The visits are limited to 50 places (20 doubles and ten singles) and we cannot cater for children due to us visiting the Egyptian military zone.

I am sure that, in your circulation area, there will be many ex-service people who were stationed in the canal zone and would like to make a return visit.

We visit Cairo, Fayid, Ismailla, Moascar, Tel-El-Kebir, and stay the first and last night in Cairo, visiting the pyramids, sphynx and Egyptian museum.

The rest of the week is spent at a hotel on the shores of the Great Bitter Lakes. We organise these group trips on a non-profit making basis and the average age is between 60 to 75 years.

We have arranged more than 20 of these groups and have agents in Egypt who arrange the coach transfers and hotel accommodation in Cairo and Fayid.

For further details contact - Alf Avison, President, Middle East Land Forces Association, PO Box 99, Spalding, Lincolnshire, PE11 2NS.


BILL Luke's efforts to persuade us that relatives of servicemen killed in Iraq have no cause for complaint cannot be allowed to succeed (HAS, May 24).

The Second World War was unavoidable; the consequence of not fighting would have been oblivion. In contrast, the Iraq war was morally indefensible (at best) or illegal (at worst).

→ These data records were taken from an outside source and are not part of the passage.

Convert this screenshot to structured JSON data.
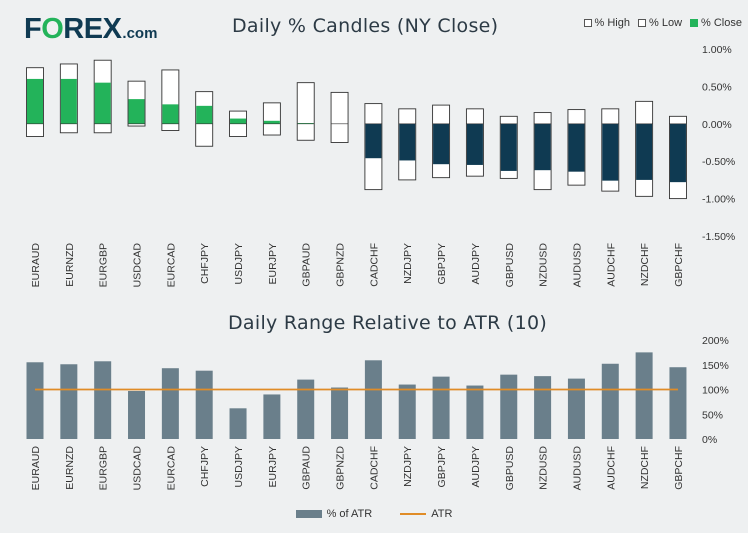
{
  "brand": {
    "logo_pre": "F",
    "logo_o": "O",
    "logo_post": "REX",
    "logo_suffix": ".com"
  },
  "legend": {
    "high": "% High",
    "low": "% Low",
    "close": "% Close",
    "pct_atr": "% of ATR",
    "atr": "ATR"
  },
  "colors": {
    "green": "#23b35a",
    "navy": "#0f3a52",
    "atr_bar": "#6a7f8b",
    "atr_line": "#e08c27"
  },
  "chart_data": [
    {
      "type": "bar",
      "title": "Daily % Candles (NY Close)",
      "categories": [
        "EURAUD",
        "EURNZD",
        "EURGBP",
        "USDCAD",
        "EURCAD",
        "CHFJPY",
        "USDJPY",
        "EURJPY",
        "GBPAUD",
        "GBPNZD",
        "CADCHF",
        "NZDJPY",
        "GBPJPY",
        "AUDJPY",
        "GBPUSD",
        "NZDUSD",
        "AUDUSD",
        "AUDCHF",
        "NZDCHF",
        "GBPCHF"
      ],
      "series": [
        {
          "name": "% High",
          "values": [
            0.75,
            0.8,
            0.85,
            0.57,
            0.72,
            0.43,
            0.17,
            0.28,
            0.55,
            0.42,
            0.27,
            0.2,
            0.25,
            0.2,
            0.1,
            0.15,
            0.19,
            0.2,
            0.3,
            0.1
          ]
        },
        {
          "name": "% Low",
          "values": [
            -0.17,
            -0.12,
            -0.12,
            -0.03,
            -0.09,
            -0.3,
            -0.17,
            -0.15,
            -0.22,
            -0.25,
            -0.88,
            -0.75,
            -0.72,
            -0.7,
            -0.73,
            -0.88,
            -0.82,
            -0.9,
            -0.97,
            -1.0
          ]
        },
        {
          "name": "% Close",
          "values": [
            0.6,
            0.6,
            0.55,
            0.33,
            0.26,
            0.24,
            0.07,
            0.04,
            0.01,
            0.0,
            -0.46,
            -0.49,
            -0.54,
            -0.55,
            -0.63,
            -0.62,
            -0.64,
            -0.76,
            -0.75,
            -0.78
          ]
        }
      ],
      "ylim": [
        -1.5,
        1.0
      ],
      "yticks": [
        "1.00%",
        "0.50%",
        "0.00%",
        "-0.50%",
        "-1.00%",
        "-1.50%"
      ],
      "ytick_values": [
        1.0,
        0.5,
        0.0,
        -0.5,
        -1.0,
        -1.5
      ]
    },
    {
      "type": "bar",
      "title": "Daily Range Relative to ATR (10)",
      "categories": [
        "EURAUD",
        "EURNZD",
        "EURGBP",
        "USDCAD",
        "EURCAD",
        "CHFJPY",
        "USDJPY",
        "EURJPY",
        "GBPAUD",
        "GBPNZD",
        "CADCHF",
        "NZDJPY",
        "GBPJPY",
        "AUDJPY",
        "GBPUSD",
        "NZDUSD",
        "AUDUSD",
        "AUDCHF",
        "NZDCHF",
        "GBPCHF"
      ],
      "series": [
        {
          "name": "% of ATR",
          "values": [
            155,
            151,
            157,
            97,
            143,
            138,
            62,
            90,
            120,
            104,
            159,
            110,
            126,
            108,
            130,
            127,
            122,
            152,
            175,
            145
          ]
        },
        {
          "name": "ATR",
          "values": [
            100,
            100,
            100,
            100,
            100,
            100,
            100,
            100,
            100,
            100,
            100,
            100,
            100,
            100,
            100,
            100,
            100,
            100,
            100,
            100
          ]
        }
      ],
      "ylim": [
        0,
        200
      ],
      "yticks": [
        "200%",
        "150%",
        "100%",
        "50%",
        "0%"
      ],
      "ytick_values": [
        200,
        150,
        100,
        50,
        0
      ]
    }
  ]
}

The case made for military action in Iraq has been exposed as utterly untrue. What right then does the Prime Minister have to order troops to do their duty when he has so demonstrably failed in his?

After this precedent, will future leaders even bother to give reasons for deploying our armed forces?

I accept that, deep down, troops must know they may die, but I always thought we would have the courtesy to tell them the truth before sending them to potential doom. Unfortunately, it appears I was mistaken. - David Griffiths, Darlington.


I READ in The Northern Echo that plans are being made to build a pub next to Alderman Leach Primary School, on the West Park Estate, Darlington.

What is worrying some people is that there are only 16 car parking spaces provided.

And don't you think that what we really should be worried about is not putting children under temptation to start drinking by building a public house next to their school? - Margaret A Greenhalgh, Darlington.